Live at Budokan is a collection of songs Dylan played on his tour of Japan in February and March 1978. These concerts were famously known as Dylan's "lounge act" phase.  Donning white jumpsuits and eye liner, it seemed his road show took inspiration from Neil Diamond and Dylan's recently departed hero, Elvis.  Bill Murray could've been the opening act!

Dylan spent a good portion of 1978 touring, on what many cynically dubbed the "alimony tour."  The grueling schedule took its toll on Dylan's voice and the shows varied in quality.  With a full band and backup singers, the Dylan of 1978 favored grandiosity over spontaneity. 

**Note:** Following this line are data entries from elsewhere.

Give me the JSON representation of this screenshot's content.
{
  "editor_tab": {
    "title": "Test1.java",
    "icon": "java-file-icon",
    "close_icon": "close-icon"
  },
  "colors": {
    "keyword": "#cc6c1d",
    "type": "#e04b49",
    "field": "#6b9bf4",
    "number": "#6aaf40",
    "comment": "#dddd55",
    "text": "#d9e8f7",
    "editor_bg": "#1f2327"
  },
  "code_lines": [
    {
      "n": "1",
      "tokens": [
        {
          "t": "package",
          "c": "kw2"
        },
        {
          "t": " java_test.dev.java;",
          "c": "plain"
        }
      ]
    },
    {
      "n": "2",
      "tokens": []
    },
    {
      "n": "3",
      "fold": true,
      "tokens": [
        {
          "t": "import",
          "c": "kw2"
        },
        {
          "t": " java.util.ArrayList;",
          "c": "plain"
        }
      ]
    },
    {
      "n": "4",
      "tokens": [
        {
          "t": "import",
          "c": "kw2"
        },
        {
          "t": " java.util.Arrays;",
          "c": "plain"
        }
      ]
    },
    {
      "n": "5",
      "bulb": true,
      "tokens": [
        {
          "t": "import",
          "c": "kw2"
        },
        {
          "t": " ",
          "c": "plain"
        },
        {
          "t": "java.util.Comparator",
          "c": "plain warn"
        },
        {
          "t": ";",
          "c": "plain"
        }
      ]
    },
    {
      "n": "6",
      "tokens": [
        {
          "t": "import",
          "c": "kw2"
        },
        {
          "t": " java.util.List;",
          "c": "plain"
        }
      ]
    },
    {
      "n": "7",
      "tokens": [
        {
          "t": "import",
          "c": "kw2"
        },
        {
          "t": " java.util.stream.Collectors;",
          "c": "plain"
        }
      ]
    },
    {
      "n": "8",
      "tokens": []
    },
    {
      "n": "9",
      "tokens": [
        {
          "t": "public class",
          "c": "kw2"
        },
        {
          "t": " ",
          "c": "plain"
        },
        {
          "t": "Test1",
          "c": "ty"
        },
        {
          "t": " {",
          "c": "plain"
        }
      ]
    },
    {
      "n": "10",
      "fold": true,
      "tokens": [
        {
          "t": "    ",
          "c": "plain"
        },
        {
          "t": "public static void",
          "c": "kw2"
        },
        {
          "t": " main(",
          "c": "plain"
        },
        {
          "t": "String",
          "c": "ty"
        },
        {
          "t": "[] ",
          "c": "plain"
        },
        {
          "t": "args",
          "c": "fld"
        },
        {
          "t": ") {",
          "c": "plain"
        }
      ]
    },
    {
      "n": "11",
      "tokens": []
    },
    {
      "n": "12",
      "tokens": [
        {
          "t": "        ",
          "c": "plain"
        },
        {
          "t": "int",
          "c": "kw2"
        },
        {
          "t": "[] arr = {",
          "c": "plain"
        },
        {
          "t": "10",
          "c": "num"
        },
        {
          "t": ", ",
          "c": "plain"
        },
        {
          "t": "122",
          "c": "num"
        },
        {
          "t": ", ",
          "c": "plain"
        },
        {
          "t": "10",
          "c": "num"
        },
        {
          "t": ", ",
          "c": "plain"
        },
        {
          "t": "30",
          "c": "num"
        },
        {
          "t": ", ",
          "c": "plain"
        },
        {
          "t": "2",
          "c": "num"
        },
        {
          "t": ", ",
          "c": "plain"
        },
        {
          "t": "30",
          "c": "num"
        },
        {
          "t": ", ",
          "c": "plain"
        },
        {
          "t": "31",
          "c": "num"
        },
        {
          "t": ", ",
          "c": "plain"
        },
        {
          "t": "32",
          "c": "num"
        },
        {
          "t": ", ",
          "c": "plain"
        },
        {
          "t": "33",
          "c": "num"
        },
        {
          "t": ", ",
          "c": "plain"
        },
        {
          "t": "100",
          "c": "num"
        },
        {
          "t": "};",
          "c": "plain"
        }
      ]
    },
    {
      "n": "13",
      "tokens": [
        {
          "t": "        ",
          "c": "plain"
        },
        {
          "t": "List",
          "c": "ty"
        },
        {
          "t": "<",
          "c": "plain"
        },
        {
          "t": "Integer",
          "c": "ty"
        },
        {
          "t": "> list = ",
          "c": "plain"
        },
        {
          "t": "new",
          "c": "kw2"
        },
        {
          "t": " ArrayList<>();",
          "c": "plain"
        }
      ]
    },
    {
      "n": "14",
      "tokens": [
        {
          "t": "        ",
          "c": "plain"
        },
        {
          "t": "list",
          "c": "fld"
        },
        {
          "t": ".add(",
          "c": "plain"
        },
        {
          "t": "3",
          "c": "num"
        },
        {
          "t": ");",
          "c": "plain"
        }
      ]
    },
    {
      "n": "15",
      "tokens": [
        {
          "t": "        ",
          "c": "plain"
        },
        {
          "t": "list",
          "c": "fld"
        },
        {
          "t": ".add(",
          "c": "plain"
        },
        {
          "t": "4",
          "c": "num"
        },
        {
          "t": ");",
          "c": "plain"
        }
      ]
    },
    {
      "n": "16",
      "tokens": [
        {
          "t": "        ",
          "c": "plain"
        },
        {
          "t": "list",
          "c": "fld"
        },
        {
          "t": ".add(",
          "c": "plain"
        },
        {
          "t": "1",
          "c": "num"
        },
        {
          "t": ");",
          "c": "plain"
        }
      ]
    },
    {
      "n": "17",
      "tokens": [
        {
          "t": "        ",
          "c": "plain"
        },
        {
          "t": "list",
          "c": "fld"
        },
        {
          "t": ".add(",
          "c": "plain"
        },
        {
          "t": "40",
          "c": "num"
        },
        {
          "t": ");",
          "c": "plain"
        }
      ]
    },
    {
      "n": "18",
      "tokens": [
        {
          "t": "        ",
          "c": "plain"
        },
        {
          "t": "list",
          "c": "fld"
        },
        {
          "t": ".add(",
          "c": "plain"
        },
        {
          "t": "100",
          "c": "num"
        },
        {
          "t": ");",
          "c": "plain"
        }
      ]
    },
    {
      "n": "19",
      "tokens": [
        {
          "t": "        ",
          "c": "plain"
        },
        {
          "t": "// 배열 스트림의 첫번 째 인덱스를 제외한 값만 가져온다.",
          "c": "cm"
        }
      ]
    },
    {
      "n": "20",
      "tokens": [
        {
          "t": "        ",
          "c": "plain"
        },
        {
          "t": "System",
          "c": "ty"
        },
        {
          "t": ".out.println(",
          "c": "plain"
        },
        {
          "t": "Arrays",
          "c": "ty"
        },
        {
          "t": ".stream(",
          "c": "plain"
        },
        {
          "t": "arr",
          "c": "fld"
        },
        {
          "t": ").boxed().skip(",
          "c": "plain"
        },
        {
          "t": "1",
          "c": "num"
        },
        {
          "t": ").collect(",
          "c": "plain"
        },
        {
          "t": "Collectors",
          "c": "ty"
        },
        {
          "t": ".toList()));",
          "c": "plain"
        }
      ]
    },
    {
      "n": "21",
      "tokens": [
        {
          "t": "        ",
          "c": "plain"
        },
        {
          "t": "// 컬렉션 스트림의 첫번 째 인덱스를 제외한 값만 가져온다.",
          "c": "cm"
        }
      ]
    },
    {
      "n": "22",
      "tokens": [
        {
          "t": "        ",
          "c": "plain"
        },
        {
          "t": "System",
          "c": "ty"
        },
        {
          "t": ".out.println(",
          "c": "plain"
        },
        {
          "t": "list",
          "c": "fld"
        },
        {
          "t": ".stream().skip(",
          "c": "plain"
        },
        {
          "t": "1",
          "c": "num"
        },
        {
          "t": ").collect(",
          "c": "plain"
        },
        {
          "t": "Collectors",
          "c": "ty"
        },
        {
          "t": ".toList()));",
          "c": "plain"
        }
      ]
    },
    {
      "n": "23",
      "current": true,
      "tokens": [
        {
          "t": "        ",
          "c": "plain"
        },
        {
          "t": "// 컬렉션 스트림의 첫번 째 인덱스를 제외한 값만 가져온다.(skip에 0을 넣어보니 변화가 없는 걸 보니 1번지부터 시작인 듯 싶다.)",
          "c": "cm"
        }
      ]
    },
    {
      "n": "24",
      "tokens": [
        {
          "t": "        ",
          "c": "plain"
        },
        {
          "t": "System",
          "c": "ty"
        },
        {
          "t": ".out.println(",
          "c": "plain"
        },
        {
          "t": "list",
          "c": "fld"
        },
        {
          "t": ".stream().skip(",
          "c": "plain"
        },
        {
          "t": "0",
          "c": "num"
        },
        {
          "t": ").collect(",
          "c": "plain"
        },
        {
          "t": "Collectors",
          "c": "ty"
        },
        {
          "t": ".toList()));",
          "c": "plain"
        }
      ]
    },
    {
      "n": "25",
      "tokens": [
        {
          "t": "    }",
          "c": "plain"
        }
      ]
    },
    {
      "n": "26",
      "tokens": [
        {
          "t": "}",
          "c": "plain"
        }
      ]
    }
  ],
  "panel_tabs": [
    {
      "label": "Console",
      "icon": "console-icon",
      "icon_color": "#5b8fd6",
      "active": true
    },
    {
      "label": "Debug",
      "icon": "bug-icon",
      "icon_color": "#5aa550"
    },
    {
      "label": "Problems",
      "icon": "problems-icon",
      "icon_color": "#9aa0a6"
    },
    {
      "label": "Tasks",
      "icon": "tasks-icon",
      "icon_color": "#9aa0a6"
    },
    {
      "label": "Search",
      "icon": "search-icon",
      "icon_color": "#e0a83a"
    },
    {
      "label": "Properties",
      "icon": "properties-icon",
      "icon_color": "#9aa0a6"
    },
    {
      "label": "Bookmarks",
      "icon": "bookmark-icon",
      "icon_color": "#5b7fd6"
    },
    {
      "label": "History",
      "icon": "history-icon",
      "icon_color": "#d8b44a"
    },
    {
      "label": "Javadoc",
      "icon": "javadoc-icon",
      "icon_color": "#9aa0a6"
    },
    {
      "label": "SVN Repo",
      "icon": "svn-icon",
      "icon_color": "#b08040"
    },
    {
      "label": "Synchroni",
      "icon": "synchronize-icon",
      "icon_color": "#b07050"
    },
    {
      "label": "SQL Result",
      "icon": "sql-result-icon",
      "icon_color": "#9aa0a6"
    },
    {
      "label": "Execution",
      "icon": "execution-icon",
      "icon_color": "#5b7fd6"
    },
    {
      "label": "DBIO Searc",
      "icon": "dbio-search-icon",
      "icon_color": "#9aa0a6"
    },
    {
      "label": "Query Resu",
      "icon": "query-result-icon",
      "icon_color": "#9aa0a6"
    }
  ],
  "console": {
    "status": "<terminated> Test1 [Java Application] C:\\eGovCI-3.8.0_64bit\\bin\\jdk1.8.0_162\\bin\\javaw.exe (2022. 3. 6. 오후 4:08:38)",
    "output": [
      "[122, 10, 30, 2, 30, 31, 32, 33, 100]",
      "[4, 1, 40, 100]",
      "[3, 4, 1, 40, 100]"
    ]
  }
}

Budokan is strictly for Dylan completists.  Once the novelty wears off these songs leave little impression.  "Maggie's Farm" seems static and harmless.  "All I Really Want to Do" sounds like a late 70s sitcom theme. "Oh Sister" is ersatz reggae.  In fact most of the album are ersatz versions of Dylan's own songs.

Maybe I am missing the point and there is a brilliance I'm missing.  Maybe.

Rock critic Robert Christgau pointed that beneath all the schmaltz and convoluted arrangements on the Budokan LP - the songs are still powerful.  That is true.

But there are nice moments: "Forever Young" and "It's All Right Ma (I'm Only Bleeding)". The latter song sounds like a megachurch hymn (I doubt megachurches would ever play that one though).


Tuesday, December 29, 2015

Street Legal: 16 Years Gone By

Released June 15, 1978
The cover of Street Legal featuring a disheveled Dylan marks a far cry from uber confidence he displayed on Highway 61 Revisited or the domestic tranquility on New Morning. Street Legal ponders loss and picking up the pieces. 

There's enough spiritual tension on Street Legal to fill a Bergman film. So it's difficult not to read the album as a prologue to Dylan's conversion to Christianity.  

"Changing of the Guards," immediately places the listener into a forsaken world of theologies at war, one of Dylan's more ambitious compositions.  The beefed up production and back up vocals adds a nice dimension. This live version is way more upbeat than the album track, almost as if Dylan took inspiration from the E Street Band.




"Baby, Please Stop Crying" is a soul song and a good one at that.  Dylan plays the consoling friend to a woman he's secretly in love with.  A far cry from the bluesy swagger persona he typically inhabits. Here we get dull desperation.

"Senor (Tales of Yankee Power)" remains a highlight: a sobering portrait of purgatory and nice companion to a Graham Greene's The Power and the Glory or Under the Volcano by Malcolm Lowry.  Take your pick.

"True Love Tends to Forget" is resigned and cynical on love. Not a bad tune, but also a bummer.

The production values were heavily criticized on the initial vinyl release, but a splendid remastering has captured the rich sound of Street Legal.

After a heady decade Street Legal sounds like one big coming down, an epic hangover starting to wear off.  You can hear that slow train a comin'.